Kid’s name was Ryan. His biological father, Emry, came after us in a damn parking lot with a giant fucking pistol and a ski mask. Cameras didn’t have anything on him, and the car he used was stolen. But Toto recognized the voice and stature. Emry had dragged the kid away from us. Shot him four times and left him for dead in a ditch in Georgia.

Kid was ten.

Ten years old.

Can you imagine?

• • • •

“Look,” Toto’s saying. “I fucked us both up on that. I feel your pain. It’s been keeping me up all night, trying to think about how I can make it right.”

“You can’t,” I tell him. He grimaces, holds the wheel tight. Corded arms flex as he bites his lip to stop the snarl.

“I got a job for you.” He’s excited, because he thinks he’s got everything fixed. And that it’s going to go back to the way it was between us. “A job that’s

right

. No, it’s better than right. It’s

righteous

.”

“I’m done,” I tell him for the hundredth time this week. Toto comes to a stop in front of my building, puts the car into park.

He sighs. “You sure?”

“I can’t fucking sleep without pills,” I tell him as I open the door, kicking it out with my gleaming dress shoes. “I’m out.”

“Hundred grand,” Toto says.

I’m unbuckled and half out of the car. But I stop. “What…”

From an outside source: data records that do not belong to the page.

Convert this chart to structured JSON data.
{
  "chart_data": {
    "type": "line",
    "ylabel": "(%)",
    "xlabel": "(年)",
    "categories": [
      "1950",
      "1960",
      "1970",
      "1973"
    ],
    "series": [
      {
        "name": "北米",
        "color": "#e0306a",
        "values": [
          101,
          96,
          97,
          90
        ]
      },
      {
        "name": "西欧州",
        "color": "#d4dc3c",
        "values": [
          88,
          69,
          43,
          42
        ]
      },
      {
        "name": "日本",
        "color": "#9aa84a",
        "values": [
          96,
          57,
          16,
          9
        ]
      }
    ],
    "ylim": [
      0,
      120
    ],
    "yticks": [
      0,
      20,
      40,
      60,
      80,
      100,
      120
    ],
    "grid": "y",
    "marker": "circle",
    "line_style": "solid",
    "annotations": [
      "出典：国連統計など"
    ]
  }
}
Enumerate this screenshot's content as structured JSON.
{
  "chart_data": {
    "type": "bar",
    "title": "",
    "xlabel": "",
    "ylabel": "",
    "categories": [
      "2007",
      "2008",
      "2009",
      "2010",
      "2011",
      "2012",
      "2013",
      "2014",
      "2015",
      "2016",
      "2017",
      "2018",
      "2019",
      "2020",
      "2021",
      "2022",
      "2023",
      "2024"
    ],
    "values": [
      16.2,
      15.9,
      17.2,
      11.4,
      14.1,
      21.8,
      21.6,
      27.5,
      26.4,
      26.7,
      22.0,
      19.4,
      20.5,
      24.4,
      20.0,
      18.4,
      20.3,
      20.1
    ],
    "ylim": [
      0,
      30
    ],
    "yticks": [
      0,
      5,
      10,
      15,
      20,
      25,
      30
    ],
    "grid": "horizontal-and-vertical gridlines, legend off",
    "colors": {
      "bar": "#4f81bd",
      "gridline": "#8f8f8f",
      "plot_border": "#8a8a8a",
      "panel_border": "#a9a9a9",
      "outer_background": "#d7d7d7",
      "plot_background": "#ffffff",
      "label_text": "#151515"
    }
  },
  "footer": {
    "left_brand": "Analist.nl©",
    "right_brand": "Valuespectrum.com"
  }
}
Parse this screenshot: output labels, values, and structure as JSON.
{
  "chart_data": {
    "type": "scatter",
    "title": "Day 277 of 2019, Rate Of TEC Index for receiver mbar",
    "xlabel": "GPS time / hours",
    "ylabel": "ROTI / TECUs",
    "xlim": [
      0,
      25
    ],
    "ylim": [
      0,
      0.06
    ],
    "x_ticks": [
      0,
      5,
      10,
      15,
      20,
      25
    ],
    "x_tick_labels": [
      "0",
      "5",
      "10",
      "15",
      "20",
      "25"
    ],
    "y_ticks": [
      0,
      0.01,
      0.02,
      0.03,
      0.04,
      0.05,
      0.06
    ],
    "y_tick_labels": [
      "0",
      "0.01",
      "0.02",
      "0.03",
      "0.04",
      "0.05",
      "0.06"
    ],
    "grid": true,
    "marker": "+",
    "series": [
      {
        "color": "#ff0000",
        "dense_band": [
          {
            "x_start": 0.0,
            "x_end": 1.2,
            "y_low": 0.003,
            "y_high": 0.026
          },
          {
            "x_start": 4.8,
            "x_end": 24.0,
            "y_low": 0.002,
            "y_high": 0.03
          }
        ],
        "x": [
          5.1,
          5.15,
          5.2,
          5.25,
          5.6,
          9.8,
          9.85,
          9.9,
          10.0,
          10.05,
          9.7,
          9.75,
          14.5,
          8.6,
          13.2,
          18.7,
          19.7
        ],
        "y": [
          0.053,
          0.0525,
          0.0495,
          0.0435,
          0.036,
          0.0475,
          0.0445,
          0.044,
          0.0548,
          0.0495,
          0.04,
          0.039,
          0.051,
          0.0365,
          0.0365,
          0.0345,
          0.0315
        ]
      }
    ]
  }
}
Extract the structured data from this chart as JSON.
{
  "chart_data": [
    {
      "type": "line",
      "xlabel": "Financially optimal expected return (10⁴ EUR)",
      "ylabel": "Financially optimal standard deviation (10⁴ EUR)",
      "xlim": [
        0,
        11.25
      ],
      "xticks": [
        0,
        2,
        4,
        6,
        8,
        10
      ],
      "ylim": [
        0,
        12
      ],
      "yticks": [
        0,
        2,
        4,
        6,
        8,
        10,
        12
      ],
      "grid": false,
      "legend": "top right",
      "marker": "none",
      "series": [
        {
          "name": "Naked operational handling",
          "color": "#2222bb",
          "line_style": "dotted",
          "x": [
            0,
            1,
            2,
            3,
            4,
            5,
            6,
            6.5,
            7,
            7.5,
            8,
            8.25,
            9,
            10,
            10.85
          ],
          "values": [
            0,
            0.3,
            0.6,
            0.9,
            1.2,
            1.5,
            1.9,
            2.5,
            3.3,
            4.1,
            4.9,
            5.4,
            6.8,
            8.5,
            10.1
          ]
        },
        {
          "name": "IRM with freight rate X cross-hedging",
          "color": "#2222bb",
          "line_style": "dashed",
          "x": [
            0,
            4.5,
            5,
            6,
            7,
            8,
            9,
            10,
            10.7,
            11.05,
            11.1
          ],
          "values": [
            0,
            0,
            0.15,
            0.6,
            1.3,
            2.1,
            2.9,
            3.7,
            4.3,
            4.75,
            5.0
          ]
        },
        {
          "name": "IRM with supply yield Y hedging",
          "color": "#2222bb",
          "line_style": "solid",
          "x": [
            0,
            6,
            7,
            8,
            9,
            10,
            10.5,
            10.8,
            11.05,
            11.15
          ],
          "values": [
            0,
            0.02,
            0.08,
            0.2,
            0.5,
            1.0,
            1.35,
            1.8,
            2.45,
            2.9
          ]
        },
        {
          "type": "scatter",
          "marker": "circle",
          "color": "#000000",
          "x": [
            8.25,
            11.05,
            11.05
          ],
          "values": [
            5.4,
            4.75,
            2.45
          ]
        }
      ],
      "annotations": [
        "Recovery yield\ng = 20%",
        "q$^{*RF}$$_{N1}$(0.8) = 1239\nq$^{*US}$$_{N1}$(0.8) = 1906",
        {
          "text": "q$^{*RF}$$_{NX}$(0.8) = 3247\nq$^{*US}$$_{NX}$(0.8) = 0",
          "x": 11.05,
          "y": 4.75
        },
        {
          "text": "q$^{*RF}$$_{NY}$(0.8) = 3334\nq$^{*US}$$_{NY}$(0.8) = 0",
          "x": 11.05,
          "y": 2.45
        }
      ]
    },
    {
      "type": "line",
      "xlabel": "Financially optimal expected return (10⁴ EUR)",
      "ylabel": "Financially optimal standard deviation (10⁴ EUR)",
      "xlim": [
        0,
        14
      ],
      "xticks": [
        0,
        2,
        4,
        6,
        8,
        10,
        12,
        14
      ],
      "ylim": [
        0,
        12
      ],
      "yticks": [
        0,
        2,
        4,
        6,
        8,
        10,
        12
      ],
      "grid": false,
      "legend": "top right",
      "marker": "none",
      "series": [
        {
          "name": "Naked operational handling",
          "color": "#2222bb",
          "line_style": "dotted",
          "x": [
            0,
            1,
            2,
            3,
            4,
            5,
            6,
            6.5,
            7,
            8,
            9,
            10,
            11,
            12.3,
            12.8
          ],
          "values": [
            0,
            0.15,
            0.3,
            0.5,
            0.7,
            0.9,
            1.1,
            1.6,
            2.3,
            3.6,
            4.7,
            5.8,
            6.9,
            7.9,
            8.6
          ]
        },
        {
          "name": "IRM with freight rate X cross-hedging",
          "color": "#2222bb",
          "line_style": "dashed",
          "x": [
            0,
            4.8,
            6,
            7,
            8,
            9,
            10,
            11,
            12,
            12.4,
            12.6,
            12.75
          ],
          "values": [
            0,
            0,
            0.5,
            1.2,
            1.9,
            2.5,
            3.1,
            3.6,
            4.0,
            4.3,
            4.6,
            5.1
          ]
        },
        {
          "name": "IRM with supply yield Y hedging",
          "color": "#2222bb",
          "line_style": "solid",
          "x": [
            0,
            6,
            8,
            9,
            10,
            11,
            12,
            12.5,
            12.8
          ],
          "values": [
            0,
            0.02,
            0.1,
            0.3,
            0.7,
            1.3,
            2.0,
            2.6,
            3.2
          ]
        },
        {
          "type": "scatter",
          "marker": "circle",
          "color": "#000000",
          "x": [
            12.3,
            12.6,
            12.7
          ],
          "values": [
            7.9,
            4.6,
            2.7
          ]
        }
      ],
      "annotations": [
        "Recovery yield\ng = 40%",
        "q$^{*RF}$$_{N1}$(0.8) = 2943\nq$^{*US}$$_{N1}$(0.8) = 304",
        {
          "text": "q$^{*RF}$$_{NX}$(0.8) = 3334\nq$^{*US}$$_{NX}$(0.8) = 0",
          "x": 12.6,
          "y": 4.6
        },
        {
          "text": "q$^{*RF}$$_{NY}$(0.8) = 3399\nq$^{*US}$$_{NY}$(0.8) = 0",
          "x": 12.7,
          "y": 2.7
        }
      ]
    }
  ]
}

He pulls a folded up printed sheet of paper from his back pocket. “I was at the post office, right? And I’m looking at these ‘most wanted’ posters. So I get online, and I find out they’re hot for some guy they think is the new Unabomber. Only he’s a hacker type. And the reward is—well, it’s not just the reward.”

Toto shoves the paper at me. I unfold it, sitting in the barrier between the cold air of the Corolla and the muggy, garbage-reeking heat of the sidewalk

“You want to get right with the universe after Florida, this is how you do it.”

• • • •

Toto’s at the wheel, his natural element, pointing us out West toward the last place I sniffed out a trace of our quarry. There’s something Zen in the long drive for him. His hands rest at a perfect ten and two on the wheel; he almost never lets go. He refuses to eat while driving, and has a camelback filled with purified water and the straw dangling over his left shoulder.